- Born: September 17, 1894 St. Louis, Missouri, US
- Died: October 30, 1978 (aged 84) Seattle, Washington, US
- Education: Franklin High School (dropped out, age 16)
- Occupations: Seattle Post-Intelligencer sports editor; philanthropist
- Years active: 1910 – 1978
- Spouse: Alice Brougham
- Children: 1 daughter

= Royal Brougham =

Sports writer and philanthropist

Royal Brewer Brougham (September 17, 1894 – October 30, 1978) was one of the longest tenured employees of a U.S. newspaper in history, working for the Seattle Post-Intelligencer in Seattle, Washington, primarily as sports editor, for 68 years, starting at age 16.

Born in St. Louis, Missouri, Brougham moved to Seattle as a youngster with his family. He was a highly regarded Seattle citizen who befriended athletes such as Jack Dempsey and Babe Ruth and movie stars like Bing Crosby. At age 74, he stepped down as sports editor in 1968, succeeded by John Owen, but continued to write for the P-I for ten more years.

==Death==
Midway through the Seattle Seahawks' third season in 1978, Brougham was still on the job at age 84, in the Kingdome press box during a game against division rival Denver on October 29. In the closing minutes, he suffered a major heart attack and was rushed to Swedish Hospital, where he died shortly after 1 am. His funeral in Seattle that Friday was attended by nearly five hundred.

==Legacy==
Brougham was a devout Christian and philanthropist.
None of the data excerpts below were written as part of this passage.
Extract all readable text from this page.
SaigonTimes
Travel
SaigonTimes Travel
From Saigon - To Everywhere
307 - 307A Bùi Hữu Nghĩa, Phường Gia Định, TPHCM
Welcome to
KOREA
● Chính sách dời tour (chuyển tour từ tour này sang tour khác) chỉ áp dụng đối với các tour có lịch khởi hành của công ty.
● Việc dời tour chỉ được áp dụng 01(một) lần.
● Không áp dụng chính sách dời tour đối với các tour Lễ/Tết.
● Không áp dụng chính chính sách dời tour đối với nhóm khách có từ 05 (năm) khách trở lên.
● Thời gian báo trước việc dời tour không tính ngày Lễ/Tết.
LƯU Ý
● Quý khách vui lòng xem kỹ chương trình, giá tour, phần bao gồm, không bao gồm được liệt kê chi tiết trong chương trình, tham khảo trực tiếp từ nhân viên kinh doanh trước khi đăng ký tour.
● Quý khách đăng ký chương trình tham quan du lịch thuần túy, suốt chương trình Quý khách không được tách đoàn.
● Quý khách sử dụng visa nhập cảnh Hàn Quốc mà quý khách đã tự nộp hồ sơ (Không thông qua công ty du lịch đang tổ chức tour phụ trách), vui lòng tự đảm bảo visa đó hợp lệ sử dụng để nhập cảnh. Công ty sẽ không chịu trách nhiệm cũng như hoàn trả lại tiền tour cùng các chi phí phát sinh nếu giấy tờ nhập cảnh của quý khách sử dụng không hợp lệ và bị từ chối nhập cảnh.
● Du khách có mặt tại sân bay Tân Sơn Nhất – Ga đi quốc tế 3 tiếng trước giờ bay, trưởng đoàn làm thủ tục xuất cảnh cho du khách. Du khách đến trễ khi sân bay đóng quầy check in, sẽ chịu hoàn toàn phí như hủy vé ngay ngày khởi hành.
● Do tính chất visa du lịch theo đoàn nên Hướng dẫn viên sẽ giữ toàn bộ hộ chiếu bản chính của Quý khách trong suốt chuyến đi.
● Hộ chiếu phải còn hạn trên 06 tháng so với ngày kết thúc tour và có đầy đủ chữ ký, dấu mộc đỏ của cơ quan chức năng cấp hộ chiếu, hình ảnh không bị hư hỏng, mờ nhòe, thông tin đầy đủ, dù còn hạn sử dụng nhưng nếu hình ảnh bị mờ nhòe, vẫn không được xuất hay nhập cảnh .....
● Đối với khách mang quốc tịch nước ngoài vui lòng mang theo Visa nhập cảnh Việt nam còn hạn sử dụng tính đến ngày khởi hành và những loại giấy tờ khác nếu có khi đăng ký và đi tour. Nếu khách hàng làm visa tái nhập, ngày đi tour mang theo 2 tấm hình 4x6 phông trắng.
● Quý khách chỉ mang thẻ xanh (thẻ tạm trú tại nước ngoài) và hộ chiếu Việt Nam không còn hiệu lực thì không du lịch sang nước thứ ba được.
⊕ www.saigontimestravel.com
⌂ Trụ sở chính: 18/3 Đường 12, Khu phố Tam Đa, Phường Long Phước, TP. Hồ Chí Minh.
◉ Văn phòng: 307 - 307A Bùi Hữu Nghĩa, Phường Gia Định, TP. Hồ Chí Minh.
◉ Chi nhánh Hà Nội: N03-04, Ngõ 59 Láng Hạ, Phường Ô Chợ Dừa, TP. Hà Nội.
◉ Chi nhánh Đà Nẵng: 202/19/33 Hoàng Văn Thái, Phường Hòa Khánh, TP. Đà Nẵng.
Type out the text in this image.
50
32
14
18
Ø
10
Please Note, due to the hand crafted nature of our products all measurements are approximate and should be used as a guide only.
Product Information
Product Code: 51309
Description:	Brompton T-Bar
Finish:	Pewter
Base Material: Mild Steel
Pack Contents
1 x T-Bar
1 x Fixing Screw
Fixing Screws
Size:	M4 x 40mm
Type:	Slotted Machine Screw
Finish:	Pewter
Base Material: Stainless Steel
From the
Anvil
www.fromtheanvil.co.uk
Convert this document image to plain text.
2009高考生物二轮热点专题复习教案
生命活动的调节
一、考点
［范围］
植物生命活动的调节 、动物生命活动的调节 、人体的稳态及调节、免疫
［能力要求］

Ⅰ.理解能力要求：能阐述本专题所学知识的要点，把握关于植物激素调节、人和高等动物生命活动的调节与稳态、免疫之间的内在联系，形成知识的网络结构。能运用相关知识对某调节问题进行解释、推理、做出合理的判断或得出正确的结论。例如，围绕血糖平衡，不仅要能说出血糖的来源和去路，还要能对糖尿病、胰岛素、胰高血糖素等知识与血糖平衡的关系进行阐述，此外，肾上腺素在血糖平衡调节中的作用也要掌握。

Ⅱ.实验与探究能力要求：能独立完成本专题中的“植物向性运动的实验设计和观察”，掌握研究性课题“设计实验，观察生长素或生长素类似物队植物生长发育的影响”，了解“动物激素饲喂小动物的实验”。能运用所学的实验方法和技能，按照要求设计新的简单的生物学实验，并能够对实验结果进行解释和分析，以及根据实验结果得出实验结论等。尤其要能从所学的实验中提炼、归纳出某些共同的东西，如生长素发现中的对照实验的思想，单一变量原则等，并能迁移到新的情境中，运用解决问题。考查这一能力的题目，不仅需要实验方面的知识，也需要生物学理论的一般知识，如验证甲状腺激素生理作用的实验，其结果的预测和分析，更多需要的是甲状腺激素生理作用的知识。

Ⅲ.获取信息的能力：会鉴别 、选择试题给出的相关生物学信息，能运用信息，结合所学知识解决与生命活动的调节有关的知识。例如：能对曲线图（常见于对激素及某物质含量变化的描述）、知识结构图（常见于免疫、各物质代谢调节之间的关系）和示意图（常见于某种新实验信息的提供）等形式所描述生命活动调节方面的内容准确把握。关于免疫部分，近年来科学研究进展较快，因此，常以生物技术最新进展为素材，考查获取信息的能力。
The Royal Brougham Sports Pavilion at Seattle Pacific University and South Royal Brougham Way (formerly known as South Connecticut Street, bordering both T-Mobile Park and Lumen Field) in Seattle commemorate his legacy to the community.

The Emerald City Supporters, a supporter group for the Seattle Sounders FC soccer team, have nicknamed the team's home stadium "Royal Brougham Park" in honor of the sportswriter. The supporters' section behind the southern goal, closest to S. Royal Brougham Way, is known as the "Brougham End". Two of these supporters' groups take his name: The Brougham Boys '74 are an invite-only Ultras group affiliated with the ECS, as are the Royal Femmes for Women.

Chris Diamantopoulos portrayed Brougham in the 2023 film The Boys in the Boat.